数年前、自身の母親の遺影を持って美容整形外科を訪れた女性が、今度は娘の遺影を持って再び訪れた。
親戚たちの羽音も遠ざかり、墓地には羽のない私だけが残された。
悲しみの標準値を決める役人が、自身の母親の葬儀会場で、参列者に何かを訊いて回っている。
夜空を見上げると、昨夜まで月があった場所に、札束が浮いている。
夏、家の前の道の上でびちびち跳ねている金魚を見ながら、雨降れ、と心の中で祈っている。
人類が滅亡した後の荒野で、信号機たちが、自分たちの本当の色を灯し始める。
ベビーカーに一個のツナ缶を載せた女と、一匹のマグロが、水族館の水槽越しに見つめ合っている。
深夜のファミレスのドリンクバーの前に幼い少年がいて、コーラを選んだ人の後をとことこついていく。
夜中、母の位牌を撫でていたら、アパートの隣人に壁を叩かれた。
理科の解剖の授業用に代々飼育されている蛙の中から、予め体に切り取り線が入っている個体が生まれる。
あの子が死んで何年も経つので、あの子の墓前に供えるお薬も、そろそろ糖衣錠じゃなくてもいいだろう。
今朝はお母さんの体調が悪かったので、学校の昼休みに開けた弁当箱には、詩集が入っているだけだった。
動物園の飼育員だった父の位牌を、猿たちに玩具として与えたが、猿たちは手を合わせるばかりで全然遊ばない。
お父さんの浮気相手を描く時は色々な色のクレヨンを使うから楽しい、と少女は思っている。
今夜の小さなコンサートが終わったら、そのピアニストは、自分の指を指屋に売り、得た金で花嫁を迎えねばならない。
いつも晩酌に付き合ってくれる妹の人魂が、今夜は私の見知らぬ人魂を連れてきた。
拾い物のそのテレビは、海の映像を映したがらない。
今日もその少年の幽霊は駄菓子屋の店先で、子どもたちが食べるアイスの棒を覗き込み、当たりが出たかどうか確かめている。
結局使わなかった遺書で紙飛行機を折って飛ばしたら、急旋回して俺の胸にぶつかって落ちた。
あの猿のことはもう忘れて、と俺を抱きしめた妻から、ふわっ、とバナナの香りがする。
誕生日プレゼントとして父から貰った新品の蝿捕り紙を手に、少年がゴミ捨て場へ駆けていく。
彼女は蝿の群れを従えてやってきて、殺虫剤売り場で待ってるわ、と僕に耳打ちをして去っていった。

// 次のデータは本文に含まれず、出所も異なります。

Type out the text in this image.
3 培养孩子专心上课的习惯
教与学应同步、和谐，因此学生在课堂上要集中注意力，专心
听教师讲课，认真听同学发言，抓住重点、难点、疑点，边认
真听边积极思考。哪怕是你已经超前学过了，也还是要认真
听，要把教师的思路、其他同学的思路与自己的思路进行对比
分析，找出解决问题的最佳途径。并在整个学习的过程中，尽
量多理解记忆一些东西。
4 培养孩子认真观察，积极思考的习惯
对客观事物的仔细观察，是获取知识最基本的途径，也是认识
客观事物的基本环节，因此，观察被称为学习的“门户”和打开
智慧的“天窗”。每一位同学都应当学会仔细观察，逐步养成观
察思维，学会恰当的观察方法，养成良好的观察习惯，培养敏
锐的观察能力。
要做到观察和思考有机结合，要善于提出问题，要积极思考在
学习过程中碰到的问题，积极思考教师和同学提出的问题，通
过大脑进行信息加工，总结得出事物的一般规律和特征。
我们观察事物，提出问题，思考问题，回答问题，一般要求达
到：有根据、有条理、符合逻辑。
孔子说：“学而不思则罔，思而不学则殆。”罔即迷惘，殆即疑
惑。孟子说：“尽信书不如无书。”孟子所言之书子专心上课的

お母さんのことを思い出して泣いてしまったので、お母さんの墓前に、罰金の百円を置きに行く。
妻が作ったコンピューターウィルスは、感染したスマホ内の赤ん坊の写真を消去してしまう。
病院のパンの自販機の前で、自分への誕生日プレゼントを選んでいる。
菓子職人だった男が一人公園で、亡き娘をモデルにした砂糖菓子を、蟻の巣穴の傍に置いた。
明け方の公園でホームレスが、仲間の死体の硬直した手の指をむりやりチョキの形にし、自らはパーを出して、「俺の負けだぁ」と笑っている。
車検を受けたら、カーナビを心療内科に診てもらった方がいい、と言われた。
疲れて帰宅すると、郵便受けに、元妻に引き取られた息子が描いたらしい俺の似顔絵がぐしゃぐしゃに突っ込まれている。
地球があった空間に今は、幼稚園のみんなで描いた地球の絵が浮かんでいる。